In agriculture, exports-employment linkages are sought to be ensured by expansion of US food, agriculture and seafood product exports, by also tackling non-tariff barriers.
Barriers including foreign equity limitations and discriminatory regulatory requirements acting against US providers are addressed in Financial Services chapter in the realms of banking, insurance, securities, and credit rating services, among others.
The Dispute Resolution chapter sets forth an arrangement to ensure the effective implementation of the agreement and to allow the parties to resolve disputes in a fair and expeditious manner.
While more details are awaited, the broad insights that emerge from the US-China Phase One Trade Agreement are important for the overall global discourse on Trade and economic integration.

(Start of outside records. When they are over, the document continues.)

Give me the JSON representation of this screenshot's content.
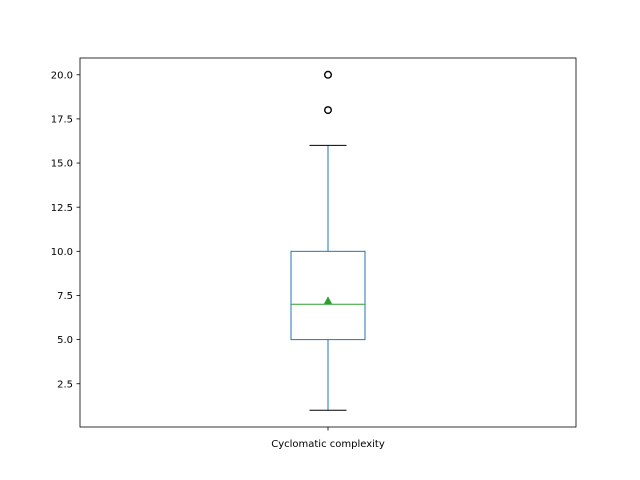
{
  "chart_data": {
    "type": "box",
    "title": "",
    "xlabel": "",
    "ylabel": "",
    "categories": [
      "Cyclomatic complexity"
    ],
    "series": [
      {
        "name": "Cyclomatic complexity",
        "whisker_low": 1.0,
        "q1": 5.0,
        "median": 7.0,
        "mean": 7.2,
        "q3": 10.0,
        "whisker_high": 16.0,
        "outliers": [
          18.0,
          20.0
        ]
      }
    ],
    "ylim": [
      0.05,
      20.95
    ],
    "yticks": [
      "2.5",
      "5.0",
      "7.5",
      "10.0",
      "12.5",
      "15.0",
      "17.5",
      "20.0"
    ],
    "grid": false,
    "legend": "none",
    "colors": {
      "box": "#1f77b4",
      "median": "#2ca02c",
      "mean_marker": "#2ca02c",
      "caps": "#000000",
      "outliers": "#000000",
      "axes": "#000000"
    }
  }
}
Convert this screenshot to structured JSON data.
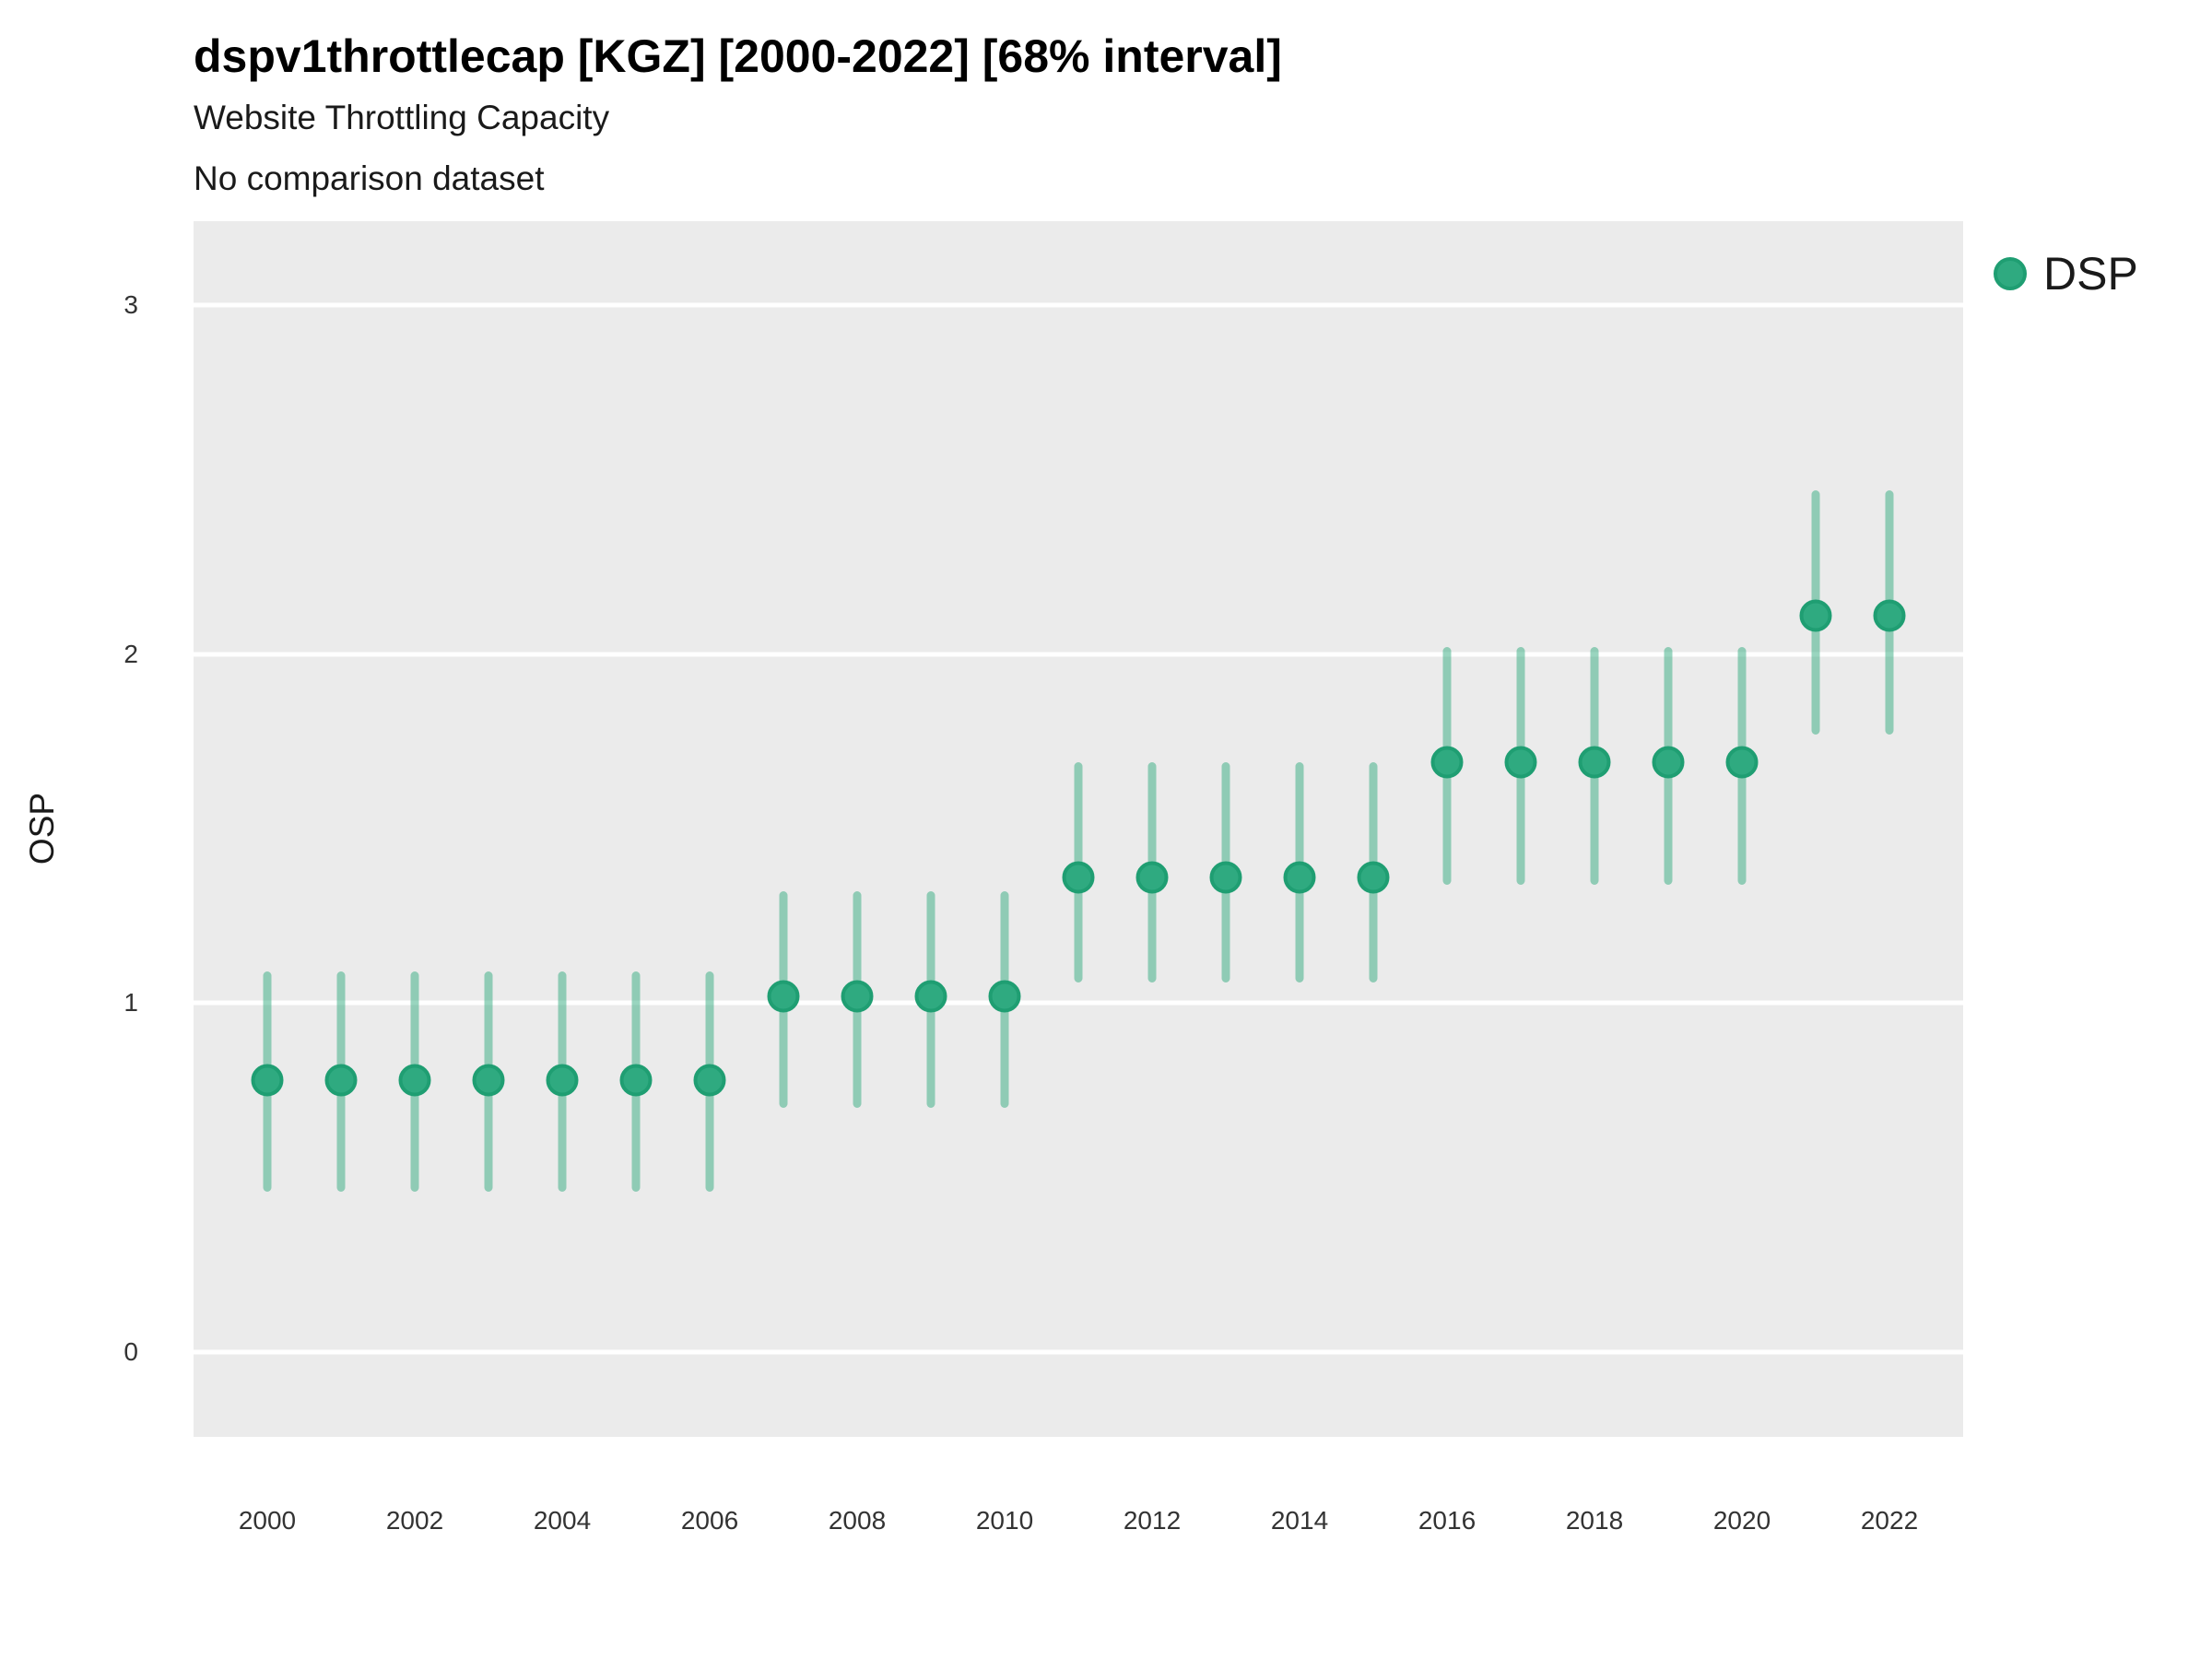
{
  "title": "dspv1throttlecap [KGZ] [2000-2022] [68% interval]",
  "subtitle": "Website Throttling Capacity",
  "note": "No comparison dataset",
  "y_axis": {
    "label": "OSP",
    "ticks": [
      0,
      1,
      2,
      3
    ]
  },
  "x_axis": {
    "ticks": [
      2000,
      2002,
      2004,
      2006,
      2008,
      2010,
      2012,
      2014,
      2016,
      2018,
      2020,
      2022
    ]
  },
  "legend": {
    "label": "DSP"
  },
  "colors": {
    "point_fill": "#2FAA80",
    "point_stroke": "#1F9E72",
    "interval": "rgba(42,168,121,0.48)",
    "panel_background": "#EBEBEB",
    "gridline": "#FFFFFF"
  },
  "chart_data": {
    "type": "scatter",
    "title": "dspv1throttlecap [KGZ] [2000-2022] [68% interval]",
    "subtitle": "Website Throttling Capacity",
    "note": "No comparison dataset",
    "xlabel": "",
    "ylabel": "OSP",
    "legend_position": "right-top",
    "grid": "horizontal-major-only",
    "interval_level": "68%",
    "ylim": [
      -0.243,
      3.24
    ],
    "y_ticks": [
      0,
      1,
      2,
      3
    ],
    "x_ticks": [
      2000,
      2002,
      2004,
      2006,
      2008,
      2010,
      2012,
      2014,
      2016,
      2018,
      2020,
      2022
    ],
    "x": [
      2000,
      2001,
      2002,
      2003,
      2004,
      2005,
      2006,
      2007,
      2008,
      2009,
      2010,
      2011,
      2012,
      2013,
      2014,
      2015,
      2016,
      2017,
      2018,
      2019,
      2020,
      2021,
      2022
    ],
    "series": [
      {
        "name": "DSP",
        "estimate": [
          0.78,
          0.78,
          0.78,
          0.78,
          0.78,
          0.78,
          0.78,
          1.02,
          1.02,
          1.02,
          1.02,
          1.36,
          1.36,
          1.36,
          1.36,
          1.36,
          1.69,
          1.69,
          1.69,
          1.69,
          1.69,
          2.11,
          2.11
        ],
        "lo68": [
          0.46,
          0.46,
          0.46,
          0.46,
          0.46,
          0.46,
          0.46,
          0.7,
          0.7,
          0.7,
          0.7,
          1.06,
          1.06,
          1.06,
          1.06,
          1.06,
          1.34,
          1.34,
          1.34,
          1.34,
          1.34,
          1.77,
          1.77
        ],
        "hi68": [
          1.09,
          1.09,
          1.09,
          1.09,
          1.09,
          1.09,
          1.09,
          1.32,
          1.32,
          1.32,
          1.32,
          1.69,
          1.69,
          1.69,
          1.69,
          1.69,
          2.02,
          2.02,
          2.02,
          2.02,
          2.02,
          2.47,
          2.47
        ]
      }
    ]
  }
}
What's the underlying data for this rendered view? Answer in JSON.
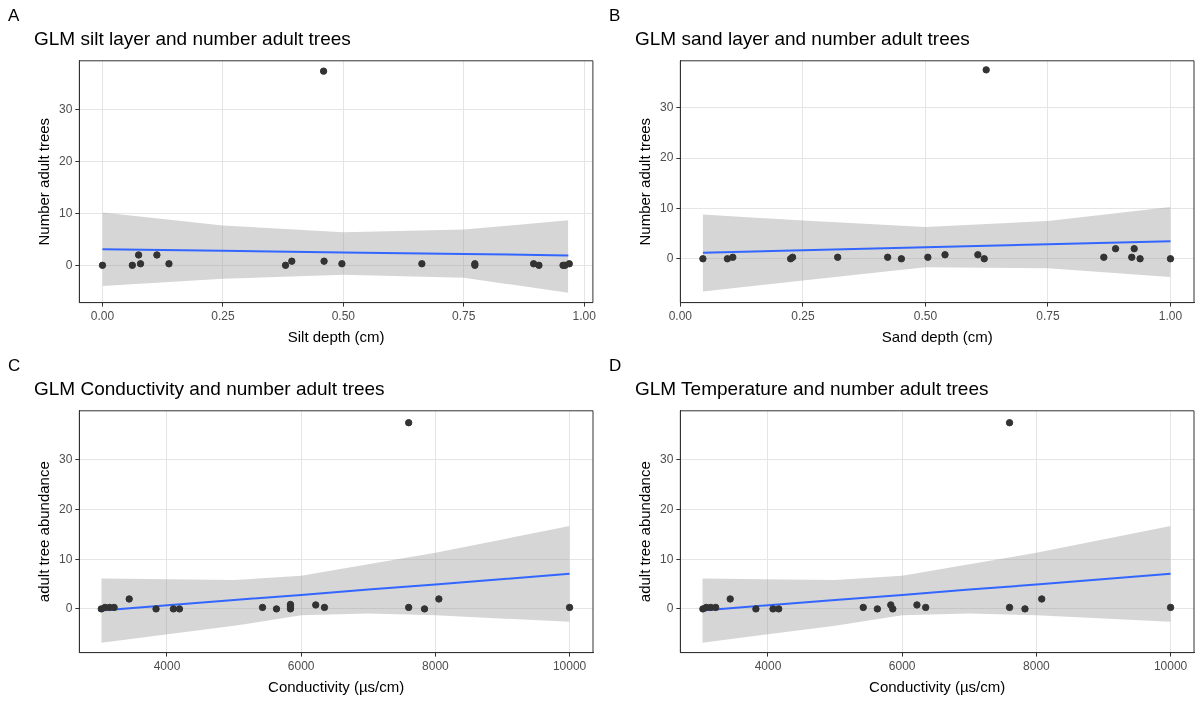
{
  "chart_data": [
    {
      "type": "scatter",
      "title": "GLM silt layer and number adult trees",
      "xlabel": "Silt depth (cm)",
      "ylabel": "Number adult trees",
      "annotations": [
        "A"
      ],
      "xlim": [
        -0.048,
        1.018
      ],
      "ylim": [
        -7.2,
        39.5
      ],
      "xticks": [
        {
          "value": 0,
          "label": "0.00"
        },
        {
          "value": 0.25,
          "label": "0.25"
        },
        {
          "value": 0.5,
          "label": "0.50"
        },
        {
          "value": 0.75,
          "label": "0.75"
        },
        {
          "value": 1,
          "label": "1.00"
        }
      ],
      "yticks": [
        0,
        10,
        20,
        30
      ],
      "grid": true,
      "legend": false,
      "marker": "circle",
      "series": [
        {
          "color": "#333333",
          "x": [
            0,
            0.062,
            0.075,
            0.079,
            0.113,
            0.138,
            0.38,
            0.393,
            0.459,
            0.46,
            0.497,
            0.663,
            0.773,
            0.773,
            0.895,
            0.906,
            0.956,
            0.96,
            0.969
          ],
          "values": [
            0,
            0,
            2,
            0.3,
            2,
            0.3,
            0,
            0.8,
            37.5,
            0.8,
            0.3,
            0.3,
            0,
            0.3,
            0.3,
            0,
            0,
            0,
            0.3
          ]
        },
        {
          "type": "line",
          "marker": "none",
          "color": "#3366ff",
          "x": [
            0,
            0.25,
            0.5,
            0.75,
            0.967
          ],
          "values": [
            3.1,
            2.8,
            2.5,
            2.2,
            1.9
          ],
          "lower": [
            -4,
            -2.6,
            -1.8,
            -2.4,
            -5.3
          ],
          "upper": [
            10.2,
            7.7,
            6.4,
            6.9,
            8.7
          ]
        }
      ]
    },
    {
      "type": "scatter",
      "title": "GLM sand layer and number adult trees",
      "xlabel": "Sand depth (cm)",
      "ylabel": "Number adult trees",
      "annotations": [
        "B"
      ],
      "xlim": [
        0,
        1.048
      ],
      "ylim": [
        -8.7,
        39.3
      ],
      "xticks": [
        {
          "value": 0,
          "label": "0.00"
        },
        {
          "value": 0.25,
          "label": "0.25"
        },
        {
          "value": 0.5,
          "label": "0.50"
        },
        {
          "value": 0.75,
          "label": "0.75"
        },
        {
          "value": 1,
          "label": "1.00"
        }
      ],
      "yticks": [
        0,
        10,
        20,
        30
      ],
      "grid": true,
      "legend": false,
      "marker": "circle",
      "series": [
        {
          "color": "#333333",
          "x": [
            0.046,
            0.096,
            0.107,
            0.225,
            0.229,
            0.321,
            0.423,
            0.451,
            0.505,
            0.54,
            0.607,
            0.62,
            0.624,
            0.864,
            0.888,
            0.921,
            0.926,
            0.938,
            1
          ],
          "values": [
            0,
            0,
            0.3,
            0,
            0.3,
            0.3,
            0.3,
            0,
            0.3,
            0.8,
            0.8,
            0,
            37.5,
            0.3,
            2,
            0.3,
            2,
            0,
            0
          ]
        },
        {
          "type": "line",
          "marker": "none",
          "color": "#3366ff",
          "x": [
            0.046,
            0.25,
            0.5,
            0.75,
            1
          ],
          "values": [
            1.2,
            1.7,
            2.3,
            2.9,
            3.5
          ],
          "lower": [
            -6.5,
            -4.3,
            -1.7,
            -1.9,
            -3.6
          ],
          "upper": [
            8.8,
            7.6,
            6.3,
            7.5,
            10.3
          ]
        }
      ]
    },
    {
      "type": "scatter",
      "title": "GLM Conductivity and number adult trees",
      "xlabel": "Conductivity (µs/cm)",
      "ylabel": "adult tree abundance",
      "annotations": [
        "C"
      ],
      "xlim": [
        2694,
        10349
      ],
      "ylim": [
        -8.8,
        39.9
      ],
      "xticks": [
        4000,
        6000,
        8000,
        10000
      ],
      "yticks": [
        0,
        10,
        20,
        30
      ],
      "grid": true,
      "legend": false,
      "marker": "circle",
      "series": [
        {
          "color": "#333333",
          "x": [
            3021,
            3077,
            3145,
            3212,
            3437,
            3837,
            4096,
            4186,
            5424,
            5632,
            5840,
            5840,
            5840,
            6217,
            6347,
            7602,
            7602,
            7838,
            8052,
            10000
          ],
          "values": [
            0,
            0.3,
            0.3,
            0.3,
            2,
            0,
            0,
            0,
            0.3,
            0,
            0,
            0.5,
            0.9,
            0.8,
            0.3,
            37.5,
            0.3,
            0,
            2,
            0.3
          ]
        },
        {
          "type": "line",
          "marker": "none",
          "color": "#3366ff",
          "x": [
            3021,
            5000,
            6000,
            7000,
            8000,
            10000
          ],
          "values": [
            -0.3,
            1.8,
            2.8,
            3.9,
            4.9,
            7.1
          ],
          "lower": [
            -6.8,
            -3.4,
            -1.3,
            -0.9,
            -1.3,
            -2.6
          ],
          "upper": [
            6.1,
            5.8,
            6.7,
            9,
            11.3,
            16.7
          ]
        }
      ]
    },
    {
      "type": "scatter",
      "title": "GLM Temperature and number adult trees",
      "xlabel": "Conductivity (µs/cm)",
      "ylabel": "adult tree abundance",
      "annotations": [
        "D"
      ],
      "xlim": [
        2694,
        10349
      ],
      "ylim": [
        -8.8,
        39.9
      ],
      "xticks": [
        4000,
        6000,
        8000,
        10000
      ],
      "yticks": [
        0,
        10,
        20,
        30
      ],
      "grid": true,
      "legend": false,
      "marker": "circle",
      "series": [
        {
          "color": "#333333",
          "x": [
            3030,
            3080,
            3145,
            3220,
            3437,
            3820,
            4075,
            4160,
            5420,
            5630,
            5830,
            5860,
            6220,
            6350,
            7600,
            7600,
            7830,
            8080,
            10000
          ],
          "values": [
            0,
            0.3,
            0.3,
            0.3,
            2,
            0,
            0,
            0,
            0.3,
            0,
            0.8,
            0,
            0.8,
            0.3,
            37.5,
            0.3,
            0,
            2,
            0.3
          ]
        },
        {
          "type": "line",
          "marker": "none",
          "color": "#3366ff",
          "x": [
            3021,
            5000,
            6000,
            7000,
            8000,
            10000
          ],
          "values": [
            -0.3,
            1.8,
            2.8,
            3.9,
            4.9,
            7.1
          ],
          "lower": [
            -6.8,
            -3.4,
            -1.3,
            -0.9,
            -1.3,
            -2.6
          ],
          "upper": [
            6.1,
            5.8,
            6.7,
            9,
            11.3,
            16.7
          ]
        }
      ]
    }
  ]
}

First, not only in today’s world but also in future the merits of global interdependence of economies for the welfare of domestic constituencies including workers and corporations need to be understood and acted upon. Exports contribute to domestic economic activity and help domestic job-creation and income growth, provided effective market access by addressing tariff and non-tariff barriers is ensured. Secondly, domestic economic concerns emanating due to external trade and economic variables need to be addressed by engaging on those external variables as well. Thirdly, to address such domestic economic concerns, continued engagements highlight the significance of perseverance in negotiations. Any negotiating outcome is a win-win only when both sides yield for both sides’ gains, without sacrificing their larger domestic economic imperatives Fourthly, to define the contours of terms and conditions and to make the negotiations really structured, and to implement the outcomes, a Trade Agreement becomes necessary. Fifthly, the importance of trade agreement becomes even more pronounced if it includes as an integral part a dispute settlement mechanism to address any domestic concerns that may arise. Sixthly, a trade agreement can be built over time, in a staggered manner, with periodic reviews.
No trade agreement can be frozen in time. No trade agreement at a given point of time can predict the future and incorporate provisions to tackle the unknowns. It needs to evolve through reviews in a dynamic setting as new issues unfold; novel concepts emerge and; neoteric challenges surface.
The world will watch closely for how further progress unfolds on this particular deal.